The objective is to anticipate the mass vaccination of children and adolescents, but above all the emergence of variants against which the vaccines currently administered could prove to be powerless – which would require formulas modified accordingly.

The messenger RNA technology, used by BioNTech-Pfizer but also by the American Moderna, is considered to be faster and easier to adapt, and messenger RNA vaccines are currently considered to be more effective against the so-called “southern” variants. African ”and“ Brazilian ”. Unlike the AstraZeneca.

While Europeans have faced significant delays in laboratory delivery, this new contract will provide for a “delivery obligation” with a monthly – and no longer quarterly – schedule for deliveries, according to a European source.

In addition, the production of vaccines but also of their components will have to be based in Europe, urged Ursula von der Leyen on Wednesday. She said she hoped that the negotiations “will be concluded very quickly”, without ruling out that “other contracts with other groups” may follow.
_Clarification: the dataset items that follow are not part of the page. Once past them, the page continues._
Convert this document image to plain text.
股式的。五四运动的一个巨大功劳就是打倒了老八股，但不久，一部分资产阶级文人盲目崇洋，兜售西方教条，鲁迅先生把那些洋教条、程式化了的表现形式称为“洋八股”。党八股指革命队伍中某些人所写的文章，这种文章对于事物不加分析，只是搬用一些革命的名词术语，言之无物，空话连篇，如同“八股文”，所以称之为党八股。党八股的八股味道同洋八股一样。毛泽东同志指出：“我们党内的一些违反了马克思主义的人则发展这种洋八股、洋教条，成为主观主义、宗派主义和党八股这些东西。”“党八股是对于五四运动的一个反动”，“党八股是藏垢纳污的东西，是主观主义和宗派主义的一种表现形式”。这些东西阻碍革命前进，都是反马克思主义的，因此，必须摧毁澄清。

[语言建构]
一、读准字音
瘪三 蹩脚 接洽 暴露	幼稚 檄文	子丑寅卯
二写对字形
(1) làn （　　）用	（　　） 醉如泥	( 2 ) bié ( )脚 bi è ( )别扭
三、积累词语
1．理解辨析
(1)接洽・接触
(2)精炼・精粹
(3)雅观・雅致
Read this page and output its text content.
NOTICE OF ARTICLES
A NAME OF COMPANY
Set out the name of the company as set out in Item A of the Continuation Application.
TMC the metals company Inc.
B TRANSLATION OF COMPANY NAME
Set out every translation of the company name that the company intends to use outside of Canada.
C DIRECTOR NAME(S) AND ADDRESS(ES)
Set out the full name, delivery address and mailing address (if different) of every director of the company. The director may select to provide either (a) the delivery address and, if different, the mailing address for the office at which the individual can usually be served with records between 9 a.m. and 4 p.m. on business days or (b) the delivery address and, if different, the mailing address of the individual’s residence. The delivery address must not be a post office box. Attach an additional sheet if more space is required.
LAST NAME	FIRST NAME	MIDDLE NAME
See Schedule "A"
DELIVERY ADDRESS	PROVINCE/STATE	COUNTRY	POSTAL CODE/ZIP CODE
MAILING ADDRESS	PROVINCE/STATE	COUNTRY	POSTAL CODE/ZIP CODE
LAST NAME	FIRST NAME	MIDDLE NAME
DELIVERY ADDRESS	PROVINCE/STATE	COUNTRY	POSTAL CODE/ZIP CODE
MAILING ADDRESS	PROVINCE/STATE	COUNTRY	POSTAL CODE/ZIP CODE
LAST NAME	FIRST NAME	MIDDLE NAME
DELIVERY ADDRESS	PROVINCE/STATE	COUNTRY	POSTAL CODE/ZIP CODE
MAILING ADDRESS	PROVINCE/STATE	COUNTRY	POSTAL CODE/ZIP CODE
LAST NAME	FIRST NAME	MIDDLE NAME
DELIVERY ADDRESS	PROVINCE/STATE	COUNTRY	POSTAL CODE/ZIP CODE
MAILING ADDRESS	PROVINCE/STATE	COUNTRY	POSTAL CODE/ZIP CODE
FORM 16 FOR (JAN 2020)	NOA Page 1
The European Commission – in charge of vaccine pre-orders on behalf of the Member States – had indicated at the end of March that it was counting on the delivery of at least 360 million doses in total in the second quarter (200 million BioNTech-Pfizer doses, 35 million Moderna, 55 million from Johnson & Johnson, as well as 70 million from AstraZeneca).

So far, member states have received some 126 million doses in total, and 100 million have been administered, von der Leyen said. In total, more than 27 million people in the EU – including some 35,100 in Luxembourg – are now fully vaccinated after receiving two injections.